Figure 8. Elemental EDX analysis on the four different MW-active materials dispersed into silicone resin matrix: (a) Fe, (b) Si, (c) Ti, (d) O into Fe₂O₃, (e) Fe, (f) Si, (g) Ti and (h) O into Fe₂SiO₄, (i) Fe, (l) Si, (m) Ti and (n) O into TiO₂, (o) Fe, (p) Si, (q) Ti and (r) O in to SiC.

From EDX images, we can conclude that Si and O are present, as expected, in all the examined composite materials. Ti is obviously present only in (m), while Fe is present in (a) and (e).

Since the melting temperature range of PE is around 130 °C, we checked the chemical stability in air of the MW-active coating materials dispersed into the resin matrix in the range temperature between 0 °C and 300 °C (at the heating and cooling rate of 10 °C/min) by DSC. All the materials did not show any critical issue.

4. Conclusions

The focus of this article was the formulation of composite materials responsive to microwave heating as coatings for molds used in the classical rotomolding process to convert it to a microwave-assisted rotomolding technique, thus making the process more efficient.

For this purpose, we used formulates based on a methyl phenyl silicone resin and different inorganic susceptible powders.

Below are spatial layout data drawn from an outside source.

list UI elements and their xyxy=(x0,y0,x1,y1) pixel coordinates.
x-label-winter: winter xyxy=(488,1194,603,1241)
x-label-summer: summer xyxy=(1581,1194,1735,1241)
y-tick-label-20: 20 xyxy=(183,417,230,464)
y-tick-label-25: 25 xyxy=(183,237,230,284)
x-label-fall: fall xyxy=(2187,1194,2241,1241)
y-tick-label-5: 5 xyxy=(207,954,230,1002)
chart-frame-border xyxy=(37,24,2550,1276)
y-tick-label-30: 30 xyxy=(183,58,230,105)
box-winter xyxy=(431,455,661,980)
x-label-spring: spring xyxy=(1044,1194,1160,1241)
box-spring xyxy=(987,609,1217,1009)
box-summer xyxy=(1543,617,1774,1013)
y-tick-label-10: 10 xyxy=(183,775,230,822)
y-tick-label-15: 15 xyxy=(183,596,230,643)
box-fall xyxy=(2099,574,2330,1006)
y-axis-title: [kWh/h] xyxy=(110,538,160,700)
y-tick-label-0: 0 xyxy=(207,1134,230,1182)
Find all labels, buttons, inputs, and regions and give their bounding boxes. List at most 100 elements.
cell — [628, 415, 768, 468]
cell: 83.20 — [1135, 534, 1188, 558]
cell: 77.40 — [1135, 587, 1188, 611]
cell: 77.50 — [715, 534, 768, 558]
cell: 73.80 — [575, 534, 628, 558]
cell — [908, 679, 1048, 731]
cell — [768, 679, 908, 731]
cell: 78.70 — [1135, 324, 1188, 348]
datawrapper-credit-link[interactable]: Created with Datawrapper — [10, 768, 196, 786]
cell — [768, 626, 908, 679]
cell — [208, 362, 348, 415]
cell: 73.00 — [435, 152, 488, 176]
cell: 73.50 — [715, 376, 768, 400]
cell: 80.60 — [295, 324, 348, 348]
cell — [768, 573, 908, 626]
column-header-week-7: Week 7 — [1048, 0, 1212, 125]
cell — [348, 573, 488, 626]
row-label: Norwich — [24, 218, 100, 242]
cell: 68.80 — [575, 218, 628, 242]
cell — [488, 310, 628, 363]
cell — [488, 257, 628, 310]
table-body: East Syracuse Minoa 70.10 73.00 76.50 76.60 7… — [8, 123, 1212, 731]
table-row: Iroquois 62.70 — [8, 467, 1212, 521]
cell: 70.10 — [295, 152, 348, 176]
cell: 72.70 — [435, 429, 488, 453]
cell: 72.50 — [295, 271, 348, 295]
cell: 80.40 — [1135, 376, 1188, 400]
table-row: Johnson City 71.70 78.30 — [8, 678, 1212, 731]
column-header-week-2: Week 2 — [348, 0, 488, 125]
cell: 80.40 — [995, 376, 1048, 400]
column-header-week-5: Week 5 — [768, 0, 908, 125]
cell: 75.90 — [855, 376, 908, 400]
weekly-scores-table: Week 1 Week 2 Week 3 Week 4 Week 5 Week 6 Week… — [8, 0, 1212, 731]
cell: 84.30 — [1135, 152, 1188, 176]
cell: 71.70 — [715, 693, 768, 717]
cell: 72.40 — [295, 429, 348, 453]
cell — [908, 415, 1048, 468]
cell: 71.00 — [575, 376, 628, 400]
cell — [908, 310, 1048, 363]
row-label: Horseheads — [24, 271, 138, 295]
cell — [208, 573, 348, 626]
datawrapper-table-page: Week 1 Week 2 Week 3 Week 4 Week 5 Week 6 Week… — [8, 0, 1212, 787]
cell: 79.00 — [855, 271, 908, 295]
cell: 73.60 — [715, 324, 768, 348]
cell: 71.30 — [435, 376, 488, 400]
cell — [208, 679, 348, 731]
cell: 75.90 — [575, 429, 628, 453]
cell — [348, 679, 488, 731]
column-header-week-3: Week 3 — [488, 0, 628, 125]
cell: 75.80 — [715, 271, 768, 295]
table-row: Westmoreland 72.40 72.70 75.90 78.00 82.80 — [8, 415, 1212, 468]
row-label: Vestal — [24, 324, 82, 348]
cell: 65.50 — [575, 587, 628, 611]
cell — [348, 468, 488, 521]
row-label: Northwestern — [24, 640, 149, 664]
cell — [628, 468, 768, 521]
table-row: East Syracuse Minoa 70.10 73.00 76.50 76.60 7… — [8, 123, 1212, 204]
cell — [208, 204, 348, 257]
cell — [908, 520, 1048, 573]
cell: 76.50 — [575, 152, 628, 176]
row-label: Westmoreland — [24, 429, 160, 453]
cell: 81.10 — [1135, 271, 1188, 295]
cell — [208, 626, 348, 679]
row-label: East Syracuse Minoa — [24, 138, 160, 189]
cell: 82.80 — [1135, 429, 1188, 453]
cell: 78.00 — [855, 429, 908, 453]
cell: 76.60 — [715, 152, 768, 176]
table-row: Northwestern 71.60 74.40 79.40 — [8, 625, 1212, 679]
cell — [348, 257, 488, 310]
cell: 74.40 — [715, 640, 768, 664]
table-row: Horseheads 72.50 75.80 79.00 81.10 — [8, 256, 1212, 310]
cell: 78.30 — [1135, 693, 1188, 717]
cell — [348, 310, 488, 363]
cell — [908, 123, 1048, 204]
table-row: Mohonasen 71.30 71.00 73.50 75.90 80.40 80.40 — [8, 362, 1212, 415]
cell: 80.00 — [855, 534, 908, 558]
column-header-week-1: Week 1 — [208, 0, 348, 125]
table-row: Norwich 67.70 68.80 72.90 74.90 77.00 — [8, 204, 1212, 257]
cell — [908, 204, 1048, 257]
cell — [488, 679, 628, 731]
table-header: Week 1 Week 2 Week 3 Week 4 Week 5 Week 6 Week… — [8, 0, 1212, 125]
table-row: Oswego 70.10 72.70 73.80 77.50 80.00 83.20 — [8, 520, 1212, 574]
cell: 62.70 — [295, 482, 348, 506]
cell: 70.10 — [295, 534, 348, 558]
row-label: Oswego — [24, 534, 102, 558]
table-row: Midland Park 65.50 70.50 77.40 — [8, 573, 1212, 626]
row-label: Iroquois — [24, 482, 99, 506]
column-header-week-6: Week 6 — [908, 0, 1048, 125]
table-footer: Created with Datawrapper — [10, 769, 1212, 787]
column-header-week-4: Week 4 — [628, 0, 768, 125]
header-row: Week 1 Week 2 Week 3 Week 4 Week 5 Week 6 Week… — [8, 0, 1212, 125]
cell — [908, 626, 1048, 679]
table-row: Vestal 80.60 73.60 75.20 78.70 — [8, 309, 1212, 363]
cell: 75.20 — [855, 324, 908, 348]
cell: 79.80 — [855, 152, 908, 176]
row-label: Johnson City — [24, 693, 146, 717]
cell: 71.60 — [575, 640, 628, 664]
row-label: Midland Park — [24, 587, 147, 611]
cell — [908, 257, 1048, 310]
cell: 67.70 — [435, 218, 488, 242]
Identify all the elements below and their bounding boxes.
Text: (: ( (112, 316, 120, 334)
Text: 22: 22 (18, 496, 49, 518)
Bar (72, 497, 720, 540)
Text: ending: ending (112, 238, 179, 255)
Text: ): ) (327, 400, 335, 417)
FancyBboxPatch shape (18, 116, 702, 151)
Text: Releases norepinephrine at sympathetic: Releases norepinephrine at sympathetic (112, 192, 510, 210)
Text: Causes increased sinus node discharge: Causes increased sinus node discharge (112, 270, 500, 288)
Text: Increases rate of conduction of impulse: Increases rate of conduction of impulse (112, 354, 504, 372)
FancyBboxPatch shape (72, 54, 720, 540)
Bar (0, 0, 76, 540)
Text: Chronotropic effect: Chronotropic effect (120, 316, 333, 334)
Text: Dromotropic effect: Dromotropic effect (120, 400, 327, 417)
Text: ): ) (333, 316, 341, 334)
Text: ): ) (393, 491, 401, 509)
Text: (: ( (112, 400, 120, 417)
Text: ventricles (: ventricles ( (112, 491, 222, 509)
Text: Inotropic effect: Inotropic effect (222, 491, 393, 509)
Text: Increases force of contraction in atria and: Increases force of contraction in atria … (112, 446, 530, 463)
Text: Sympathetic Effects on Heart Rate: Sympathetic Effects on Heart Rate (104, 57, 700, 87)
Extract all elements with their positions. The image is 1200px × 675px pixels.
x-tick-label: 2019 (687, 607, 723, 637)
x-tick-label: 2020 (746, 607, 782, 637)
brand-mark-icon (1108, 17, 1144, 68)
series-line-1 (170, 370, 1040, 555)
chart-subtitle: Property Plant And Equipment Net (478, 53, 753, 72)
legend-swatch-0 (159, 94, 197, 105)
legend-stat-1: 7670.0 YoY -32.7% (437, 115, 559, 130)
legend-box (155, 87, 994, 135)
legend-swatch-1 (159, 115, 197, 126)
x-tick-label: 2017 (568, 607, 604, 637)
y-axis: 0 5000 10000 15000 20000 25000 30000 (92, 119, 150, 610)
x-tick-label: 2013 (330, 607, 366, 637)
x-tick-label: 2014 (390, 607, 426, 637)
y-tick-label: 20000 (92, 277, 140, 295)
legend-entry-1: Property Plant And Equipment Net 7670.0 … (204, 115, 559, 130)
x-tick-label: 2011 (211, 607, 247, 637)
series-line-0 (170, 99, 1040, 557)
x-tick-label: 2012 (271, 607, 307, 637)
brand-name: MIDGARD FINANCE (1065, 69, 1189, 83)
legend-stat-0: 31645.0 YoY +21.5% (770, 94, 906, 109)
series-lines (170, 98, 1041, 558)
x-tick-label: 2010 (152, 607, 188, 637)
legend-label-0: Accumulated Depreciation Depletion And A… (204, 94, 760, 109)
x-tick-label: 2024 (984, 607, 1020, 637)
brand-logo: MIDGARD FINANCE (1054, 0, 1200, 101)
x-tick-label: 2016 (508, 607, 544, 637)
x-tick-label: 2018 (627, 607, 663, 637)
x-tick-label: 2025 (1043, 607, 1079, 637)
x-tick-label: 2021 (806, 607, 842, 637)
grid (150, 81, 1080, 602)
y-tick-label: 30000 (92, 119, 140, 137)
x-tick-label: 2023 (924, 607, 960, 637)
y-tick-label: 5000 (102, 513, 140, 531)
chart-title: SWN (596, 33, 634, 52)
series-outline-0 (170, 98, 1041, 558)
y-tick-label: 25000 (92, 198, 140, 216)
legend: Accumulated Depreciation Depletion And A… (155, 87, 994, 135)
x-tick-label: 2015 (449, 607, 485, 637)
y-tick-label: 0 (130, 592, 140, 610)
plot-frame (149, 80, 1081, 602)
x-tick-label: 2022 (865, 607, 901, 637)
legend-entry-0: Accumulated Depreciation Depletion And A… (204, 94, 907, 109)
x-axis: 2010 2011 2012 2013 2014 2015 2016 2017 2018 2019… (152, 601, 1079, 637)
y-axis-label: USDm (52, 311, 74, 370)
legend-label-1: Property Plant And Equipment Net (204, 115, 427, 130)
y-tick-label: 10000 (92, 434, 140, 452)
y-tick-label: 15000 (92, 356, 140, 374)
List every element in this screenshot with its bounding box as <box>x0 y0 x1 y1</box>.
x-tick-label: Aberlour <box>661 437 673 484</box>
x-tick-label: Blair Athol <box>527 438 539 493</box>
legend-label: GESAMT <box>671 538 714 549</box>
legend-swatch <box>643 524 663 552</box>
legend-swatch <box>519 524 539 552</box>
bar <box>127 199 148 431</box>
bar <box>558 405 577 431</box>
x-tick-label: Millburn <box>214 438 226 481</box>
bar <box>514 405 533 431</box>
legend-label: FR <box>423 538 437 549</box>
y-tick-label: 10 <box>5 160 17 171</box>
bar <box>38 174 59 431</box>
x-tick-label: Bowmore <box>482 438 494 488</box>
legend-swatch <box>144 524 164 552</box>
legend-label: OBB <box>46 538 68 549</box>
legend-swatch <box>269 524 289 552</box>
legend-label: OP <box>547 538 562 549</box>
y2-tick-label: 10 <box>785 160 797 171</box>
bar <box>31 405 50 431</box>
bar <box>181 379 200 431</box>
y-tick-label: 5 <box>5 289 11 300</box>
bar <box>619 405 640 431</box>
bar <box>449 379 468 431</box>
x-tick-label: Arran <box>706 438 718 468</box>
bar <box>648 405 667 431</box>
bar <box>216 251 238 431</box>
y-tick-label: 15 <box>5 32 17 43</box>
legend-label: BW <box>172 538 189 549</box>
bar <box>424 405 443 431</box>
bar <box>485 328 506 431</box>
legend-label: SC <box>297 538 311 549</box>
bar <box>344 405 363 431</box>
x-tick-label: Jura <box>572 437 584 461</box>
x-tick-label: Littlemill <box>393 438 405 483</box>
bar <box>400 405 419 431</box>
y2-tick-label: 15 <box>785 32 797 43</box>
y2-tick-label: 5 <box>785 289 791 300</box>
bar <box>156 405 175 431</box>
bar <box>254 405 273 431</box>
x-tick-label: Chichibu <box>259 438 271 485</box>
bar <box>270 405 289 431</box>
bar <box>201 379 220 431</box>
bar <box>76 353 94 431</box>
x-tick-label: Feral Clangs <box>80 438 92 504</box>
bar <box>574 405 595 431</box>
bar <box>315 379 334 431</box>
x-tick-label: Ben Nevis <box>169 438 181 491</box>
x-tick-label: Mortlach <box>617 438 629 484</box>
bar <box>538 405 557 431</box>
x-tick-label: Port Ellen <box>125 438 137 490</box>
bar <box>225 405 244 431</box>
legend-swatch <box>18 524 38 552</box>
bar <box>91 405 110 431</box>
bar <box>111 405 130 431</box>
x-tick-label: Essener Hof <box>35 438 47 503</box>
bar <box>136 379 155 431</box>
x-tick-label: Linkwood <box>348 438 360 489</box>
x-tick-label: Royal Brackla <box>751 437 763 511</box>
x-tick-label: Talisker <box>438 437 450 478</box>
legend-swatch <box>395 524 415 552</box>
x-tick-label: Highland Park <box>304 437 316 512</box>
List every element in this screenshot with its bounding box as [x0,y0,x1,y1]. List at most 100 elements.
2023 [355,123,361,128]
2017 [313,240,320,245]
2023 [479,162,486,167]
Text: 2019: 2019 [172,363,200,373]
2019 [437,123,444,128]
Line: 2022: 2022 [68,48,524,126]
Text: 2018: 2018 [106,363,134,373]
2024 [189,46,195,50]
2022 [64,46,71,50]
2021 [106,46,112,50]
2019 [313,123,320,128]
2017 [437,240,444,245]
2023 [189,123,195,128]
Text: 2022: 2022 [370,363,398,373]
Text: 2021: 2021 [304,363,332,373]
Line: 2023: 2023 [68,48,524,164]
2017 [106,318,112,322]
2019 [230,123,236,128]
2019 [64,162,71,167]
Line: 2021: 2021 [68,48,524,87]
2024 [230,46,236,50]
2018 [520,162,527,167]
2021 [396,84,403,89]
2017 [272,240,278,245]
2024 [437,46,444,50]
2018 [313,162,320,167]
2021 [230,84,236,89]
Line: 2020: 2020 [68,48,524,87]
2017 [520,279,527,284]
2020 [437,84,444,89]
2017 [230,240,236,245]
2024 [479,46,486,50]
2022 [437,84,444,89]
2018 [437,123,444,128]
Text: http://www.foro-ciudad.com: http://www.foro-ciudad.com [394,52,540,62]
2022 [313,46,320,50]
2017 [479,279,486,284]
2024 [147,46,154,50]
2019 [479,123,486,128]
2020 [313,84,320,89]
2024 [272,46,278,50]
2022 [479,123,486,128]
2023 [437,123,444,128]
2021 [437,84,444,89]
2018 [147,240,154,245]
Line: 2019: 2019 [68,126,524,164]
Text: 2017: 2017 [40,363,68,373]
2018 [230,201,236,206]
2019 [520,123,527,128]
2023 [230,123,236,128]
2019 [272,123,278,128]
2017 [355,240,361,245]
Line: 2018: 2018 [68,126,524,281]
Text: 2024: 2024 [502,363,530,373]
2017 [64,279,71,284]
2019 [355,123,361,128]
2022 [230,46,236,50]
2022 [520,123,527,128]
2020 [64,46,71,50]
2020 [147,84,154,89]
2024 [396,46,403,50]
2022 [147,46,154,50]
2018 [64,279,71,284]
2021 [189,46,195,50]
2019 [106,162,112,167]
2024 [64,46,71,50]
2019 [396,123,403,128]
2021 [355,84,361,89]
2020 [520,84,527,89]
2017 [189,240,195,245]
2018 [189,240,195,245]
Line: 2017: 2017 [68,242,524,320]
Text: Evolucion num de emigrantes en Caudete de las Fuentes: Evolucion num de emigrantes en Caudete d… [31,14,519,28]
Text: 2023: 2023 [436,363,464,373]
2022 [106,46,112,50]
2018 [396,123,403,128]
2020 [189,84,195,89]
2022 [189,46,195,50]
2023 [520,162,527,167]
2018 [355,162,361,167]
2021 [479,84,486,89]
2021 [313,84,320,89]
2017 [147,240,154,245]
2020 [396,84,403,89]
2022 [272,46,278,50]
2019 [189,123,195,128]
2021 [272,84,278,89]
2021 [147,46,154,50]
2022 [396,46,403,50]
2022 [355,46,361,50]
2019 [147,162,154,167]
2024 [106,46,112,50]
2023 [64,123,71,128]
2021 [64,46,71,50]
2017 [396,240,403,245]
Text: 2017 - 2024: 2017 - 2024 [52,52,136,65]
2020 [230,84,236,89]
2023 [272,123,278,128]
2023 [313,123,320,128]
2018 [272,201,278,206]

The elastomeric material was confirmed to be highly resistant to heat and did not present any degradation during the processes.

The best MW-susceptible inorganic compound used results to be Fe₂SiO₄, followed by SiC and Fe₂O₃, regardless of the material used for the mold (stainless steel, aluminum and glass were tested).

The chemical nature of the composites prepared ensure that in the presence of damage, the composite material can be easily removed or repaired with subsequent additions of new material.

The measurements of the absorbed power reported showed that dielectric heating saves time and energy if compared to the conventional electric resistance heating process.

The results of the tensile test performed according to ISO 527 (1–5) showed the efficiency of the innovative MW-assisted RM process of PE powder, because the performances are comparable to those shown by the commercial PE jar (Kartell) obtained with a classic molding process.

Finally, it should be considered that the MW-RM process is not limited to PE plastic but can be adapted to any plastic or its composite whose molecules do not have a dielectric moment.